August Strindberg, as Lindqvist explained during the first lecture, was a Swedish writer whose enormous body of work has always had a complicated critical reputation. He is usually thought of as a misogynist, and his attitude towards women has became so infamous that Woody Allen has quipped about it in his 1979 film “Manhattan.” Lindqvist, however, believes that focusing on this specific reading of his character is unfair. “It’s not desirable or responsible to label Strindberg a misogynist,” she said. “It is undeniable that today Strindberg remains one of the great modernists.”

These underappreciated strains were addressed in lectures given by Harvard Professor Martin Puchner and University of Illinois Professor Anna Westerståhl Stenport. Puchner, who discussed the 1903 play “Hellas,” identified the Swede as a modern champion of the philosophical drama that originated with Plato’s Socratic dialogues.

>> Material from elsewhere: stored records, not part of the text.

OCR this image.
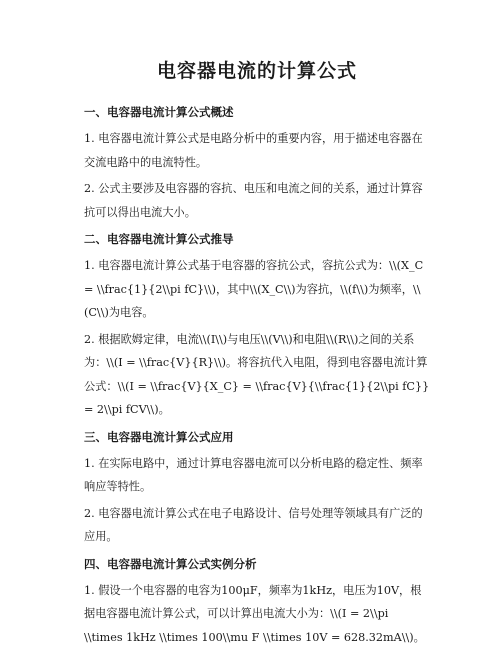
电容器电流的计算公式
一、电容器电流计算公式概述

1. 电容器电流计算公式是电路分析中的重要内容，用于描述电容器在交流电路中的电流特性。

2. 公式主要涉及电容器的容抗、电压和电流之间的关系，通过计算容抗可以得出电流大小。

二、电容器电流计算公式推导

1. 电容器电流计算公式基于电容器的容抗公式，容抗公式为：\\(X_C = \\frac{1}{2\\pi fC}\\)，其中\\(X_C\\)为容抗，\\(f\\)为频率，\\(C\\)为电容。

2. 根据欧姆定律，电流\\(I\\)与电压\\(V\\)和电阻\\(R\\)之间的关系为：\\(I = \\frac{V}{R}\\)。将容抗代入电阻，得到电容器电流计算公式：\\(I = \\frac{V}{X_C} = \\frac{V}{\\frac{1}{2\\pi fC}} = 2\\pi fCV\\)。

三、电容器电流计算公式应用

1. 在实际电路中，通过计算电容器电流可以分析电路的稳定性、频率响应等特性。

2. 电容器电流计算公式在电子电路设计、信号处理等领域具有广泛的应用。

四、电容器电流计算公式实例分析

1. 假设一个电容器的电容为100μF，频率为1kHz，电压为10V，根据电容器电流计算公式，可以计算出电流大小为：\\(I = 2\\pi \\times 1kHz \\times 100\\mu F \\times 10V = 628.32mA\\)。
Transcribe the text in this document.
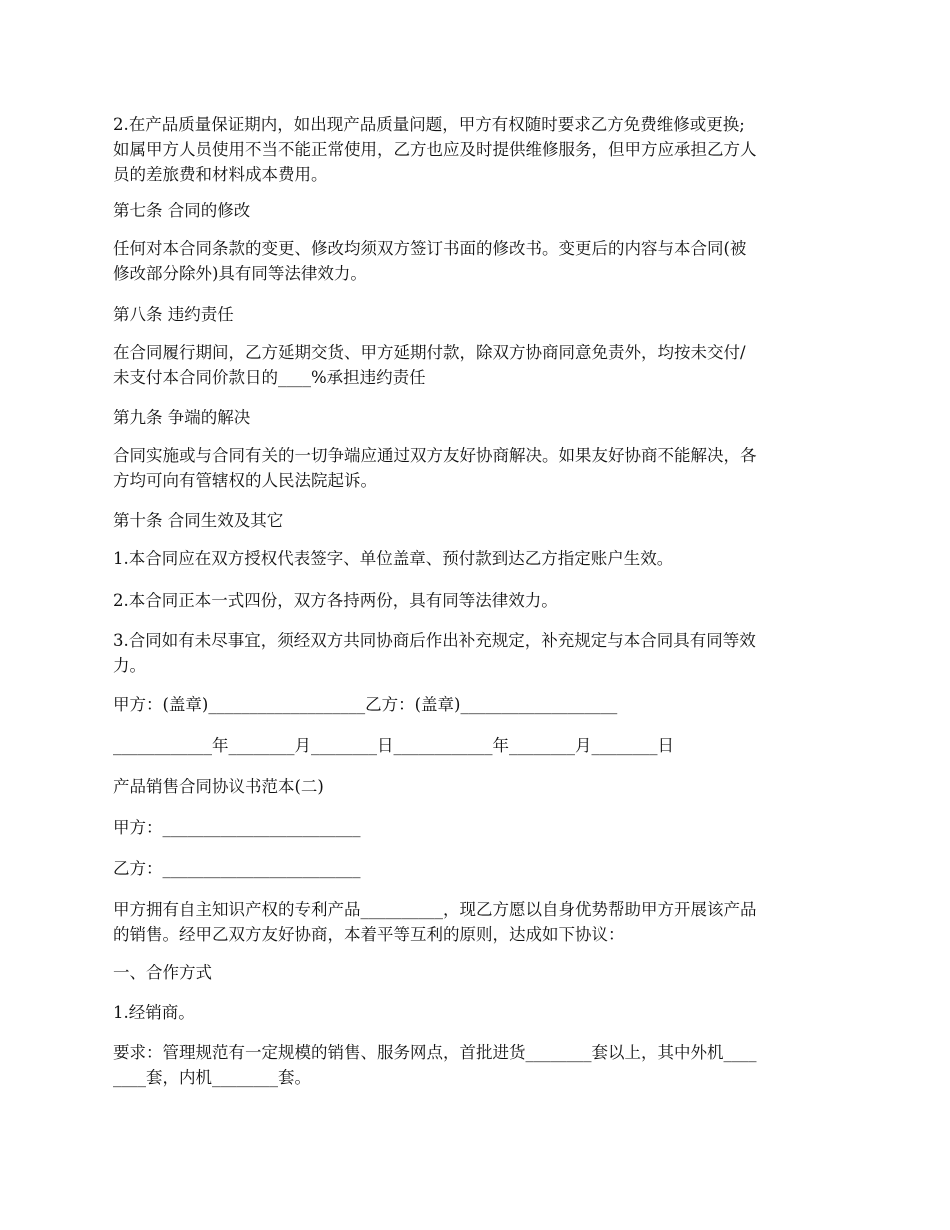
2.在产品质量保证期内，如出现产品质量问题，甲方有权随时要求乙方免费维修或更换;
如属甲方人员使用不当不能正常使用，乙方也应及时提供维修服务，但甲方应承担乙方人
员的差旅费和材料成本费用。

第七条 合同的修改

任何对本合同条款的变更、修改均须双方签订书面的修改书。变更后的内容与本合同(被
修改部分除外)具有同等法律效力。

第八条 违约责任

在合同履行期间，乙方延期交货、甲方延期付款，除双方协商同意免责外，均按未交付/
未支付本合同价款日的____%承担违约责任

第九条 争端的解决

合同实施或与合同有关的一切争端应通过双方友好协商解决。如果友好协商不能解决，各
方均可向有管辖权的人民法院起诉。

第十条 合同生效及其它

1.本合同应在双方授权代表签字、单位盖章、预付款到达乙方指定账户生效。

2.本合同正本一式四份，双方各持两份，具有同等法律效力。

3.合同如有未尽事宜，须经双方共同协商后作出补充规定，补充规定与本合同具有同等效
力。

甲方：(盖章)___________________乙方：(盖章)___________________

____________年________月________日____________年________月________日

产品销售合同协议书范本(二)

甲方：________________________

乙方：________________________

甲方拥有自主知识产权的专利产品__________，现乙方愿以自身优势帮助甲方开展该产品
的销售。经甲乙双方友好协商，本着平等互利的原则，达成如下协议：

一、合作方式

1.经销商。

要求：管理规范有一定规模的销售、服务网点，首批进货________套以上，其中外机____
____套，内机________套。
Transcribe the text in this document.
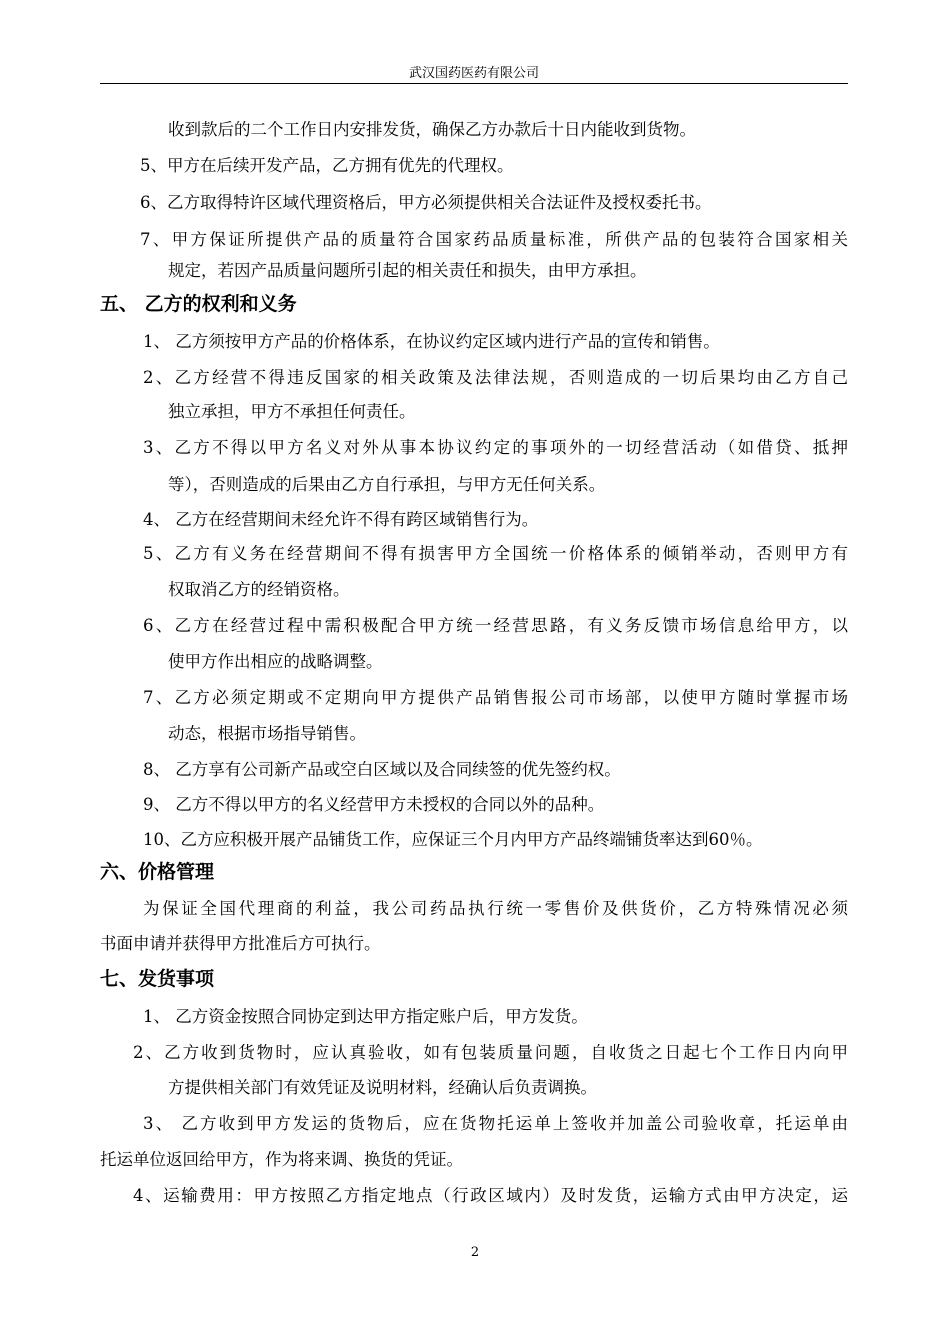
武汉国药医药有限公司
收到款后的二个工作日内安排发货，确保乙方办款后十日内能收到货物。
5、甲方在后续开发产品，乙方拥有优先的代理权。
6、乙方取得特许区域代理资格后，甲方必须提供相关合法证件及授权委托书。
7、甲方保证所提供产品的质量符合国家药品质量标准，所供产品的包装符合国家相关
规定，若因产品质量问题所引起的相关责任和损失，由甲方承担。
1、 乙方须按甲方产品的价格体系，在协议约定区域内进行产品的宣传和销售。
2、乙方经营不得违反国家的相关政策及法律法规，否则造成的一切后果均由乙方自己
独立承担，甲方不承担任何责任。
3、乙方不得以甲方名义对外从事本协议约定的事项外的一切经营活动（如借贷、抵押
等），否则造成的后果由乙方自行承担，与甲方无任何关系。
4、 乙方在经营期间未经允许不得有跨区域销售行为。
5、乙方有义务在经营期间不得有损害甲方全国统一价格体系的倾销举动，否则甲方有
权取消乙方的经销资格。
6、乙方在经营过程中需积极配合甲方统一经营思路，有义务反馈市场信息给甲方，以
使甲方作出相应的战略调整。
7、乙方必须定期或不定期向甲方提供产品销售报公司市场部，以使甲方随时掌握市场
动态，根据市场指导销售。
8、 乙方享有公司新产品或空白区域以及合同续签的优先签约权。
9、 乙方不得以甲方的名义经营甲方未授权的合同以外的品种。
10、乙方应积极开展产品铺货工作，应保证三个月内甲方产品终端铺货率达到60％。
为保证全国代理商的利益，我公司药品执行统一零售价及供货价，乙方特殊情况必须
书面申请并获得甲方批准后方可执行。
1、 乙方资金按照合同协定到达甲方指定账户后，甲方发货。
2、乙方收到货物时，应认真验收，如有包装质量问题，自收货之日起七个工作日内向甲
方提供相关部门有效凭证及说明材料，经确认后负责调换。
3、 乙方收到甲方发运的货物后，应在货物托运单上签收并加盖公司验收章，托运单由
托运单位返回给甲方，作为将来调、换货的凭证。
4、运输费用：甲方按照乙方指定地点（行政区域内）及时发货，运输方式由甲方决定，运
五、 乙方的权利和义务
六、价格管理
七、发货事项
2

Stenport’s speech, which focused on the 1901 play “Dance of Death,” was a more explicit attempt to move away from the criticism that has colored Strindberg’s work; as she noted, the somewhat reductive interpretations that emerged upon the work’s premiere have persisted to this day. “The marriage drama plot, the religious conversion plot—it’s there, but there’s so much more,” Stenport said. Her speech examined how the play’s harsh social critique, layed out in a highly expressionistic manner, has not been examined in traditional studies of the work. By examining historical evidence, she was able to convincingly claim that the play’s unorthodox set design was meant to evoke late 19th century prisons.

Such critical reevaluations were augmented by one of the most distinctive elements of the symposium: the inclusion of staged readings of Strindberg’s work. Excerpts from ”Hellas” and “Dance of Death” preceded Puchner’s and Stenport’s lectures and gave their claims context. Lindqvist feels that these performances were an integral part of the symposium. “We’re actually showcasing the creative work, which is the reason we’re all here,” says Lindqvist. “What better way to understand Strindberg than to come in contact with his work directly?”

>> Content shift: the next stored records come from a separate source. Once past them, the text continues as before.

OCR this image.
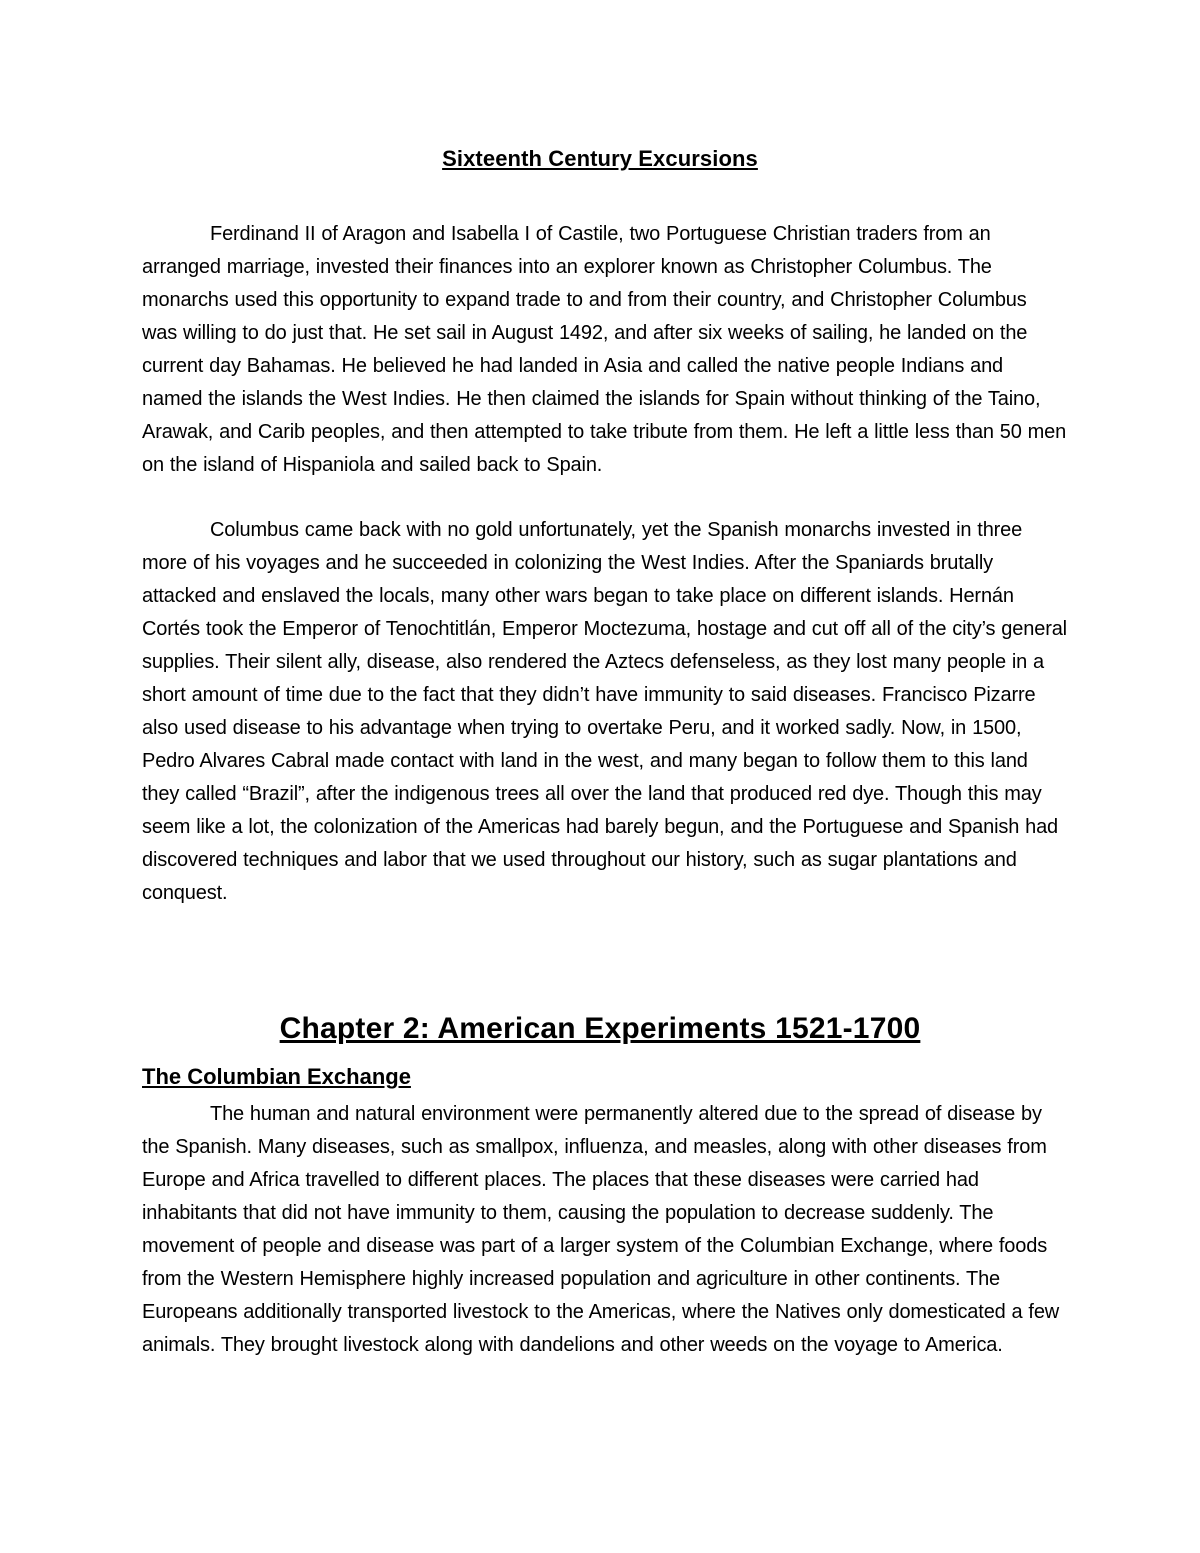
Sixteenth Century Excursions

Ferdinand II of Aragon and Isabella I of Castile, two Portuguese Christian traders from an arranged marriage, invested their finances into an explorer known as Christopher Columbus. The monarchs used this opportunity to expand trade to and from their country, and Christopher Columbus was willing to do just that. He set sail in August 1492, and after six weeks of sailing, he landed on the current day Bahamas. He believed he had landed in Asia and called the native people Indians and named the islands the West Indies. He then claimed the islands for Spain without thinking of the Taino, Arawak, and Carib peoples, and then attempted to take tribute from them. He left a little less than 50 men on the island of Hispaniola and sailed back to Spain.

Columbus came back with no gold unfortunately, yet the Spanish monarchs invested in three more of his voyages and he succeeded in colonizing the West Indies. After the Spaniards brutally attacked and enslaved the locals, many other wars began to take place on different islands. Hernán Cortés took the Emperor of Tenochtitlán, Emperor Moctezuma, hostage and cut off all of the city’s general supplies. Their silent ally, disease, also rendered the Aztecs defenseless, as they lost many people in a short amount of time due to the fact that they didn’t have immunity to said diseases. Francisco Pizarre also used disease to his advantage when trying to overtake Peru, and it worked sadly. Now, in 1500, Pedro Alvares Cabral made contact with land in the west, and many began to follow them to this land they called “Brazil”, after the indigenous trees all over the land that produced red dye. Though this may seem like a lot, the colonization of the Americas had barely begun, and the Portuguese and Spanish had discovered techniques and labor that we used throughout our history, such as sugar plantations and conquest.

Chapter 2: American Experiments 1521-1700
The Columbian Exchange

The human and natural environment were permanently altered due to the spread of disease by the Spanish. Many diseases, such as smallpox, influenza, and measles, along with other diseases from Europe and Africa travelled to different places. The places that these diseases were carried had inhabitants that did not have immunity to them, causing the population to decrease suddenly. The movement of people and disease was part of a larger system of the Columbian Exchange, where foods from the Western Hemisphere highly increased population and agriculture in other continents. The Europeans additionally transported livestock to the Americas, where the Natives only domesticated a few animals. They brought livestock along with dandelions and other weeds on the voyage to America.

These performances served another purpose; as David R. Grieder ’14, who helped publicize the event, explained, they are one of several elements in the symposium designed to appeal to undergraduates. For Lindqvist, getting students excited was a major goal of the event. While researching previous Strindberg events at Harvard, she discovered that in the middle of the 20th century students used to frequently stage his plays at venues such as the Loeb Ex. Since then, however, that interest has been lost. “Since the 1960s, he has definitely not been at the forefront of student consciousness. We need to reintroduce Strindberg,” Lindqvist said.

Ture Rangström, artistic director at the Intima Teatern in Stockholm, Sweden, feels that Strindberg is growing in popularity among the youth because of his modernist aesthetic. “Young directors want to do Strindberg because they feel he is more free, more experimental,” he says. Strindberg’s work was explored by radical reinterpretations of his plays, as well as more conventionally staged scenes. Filmmaker and choreographer Gabrielle Lansner, for instance, showed her short film “The Stronger,” which explores Strindberg’s eponymous 1889 play through the medium of dance. Other interpretations were discussed by scholar Victor Grovas, who spoke about Mexican stagings of Strindberg, including versions done by the cult filmmaker Alejandro Jodorowsky.

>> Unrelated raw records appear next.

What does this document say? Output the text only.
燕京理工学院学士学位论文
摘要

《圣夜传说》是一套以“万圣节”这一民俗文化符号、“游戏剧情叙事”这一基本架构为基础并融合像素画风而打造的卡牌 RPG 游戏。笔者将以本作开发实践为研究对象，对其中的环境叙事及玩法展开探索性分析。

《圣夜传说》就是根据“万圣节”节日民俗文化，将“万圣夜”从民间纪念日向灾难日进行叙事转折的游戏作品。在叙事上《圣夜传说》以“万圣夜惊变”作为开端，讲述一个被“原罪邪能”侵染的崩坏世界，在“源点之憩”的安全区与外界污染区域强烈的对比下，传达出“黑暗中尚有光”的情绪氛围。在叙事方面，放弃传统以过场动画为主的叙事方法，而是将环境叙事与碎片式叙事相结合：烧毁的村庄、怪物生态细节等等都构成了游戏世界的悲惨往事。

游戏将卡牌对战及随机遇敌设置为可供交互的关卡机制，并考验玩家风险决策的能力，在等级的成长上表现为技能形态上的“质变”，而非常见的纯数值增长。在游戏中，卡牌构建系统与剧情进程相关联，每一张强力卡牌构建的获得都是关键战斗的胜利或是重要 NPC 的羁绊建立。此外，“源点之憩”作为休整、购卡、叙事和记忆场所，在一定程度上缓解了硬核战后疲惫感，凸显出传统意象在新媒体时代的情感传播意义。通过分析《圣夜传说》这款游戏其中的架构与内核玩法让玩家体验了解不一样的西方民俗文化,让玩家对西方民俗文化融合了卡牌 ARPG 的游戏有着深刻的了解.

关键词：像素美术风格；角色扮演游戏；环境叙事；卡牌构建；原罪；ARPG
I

What was most compelling about Grovas’s speech was how it displayed the universal appeal of Strindberg’s work, despite his tarnished critical reputation. These sentiments were shared by Grieder. “The longer I worked on it, the more I realized its magnitude,” he says. “People are going wild in Sweden right now for the centennial of his death.” Details such as this abounded at the symposium, and showcased a desire to revive popular interest in Strindberg. “If you make a symposium like this, this is how it starts,” Rangström said, smiling.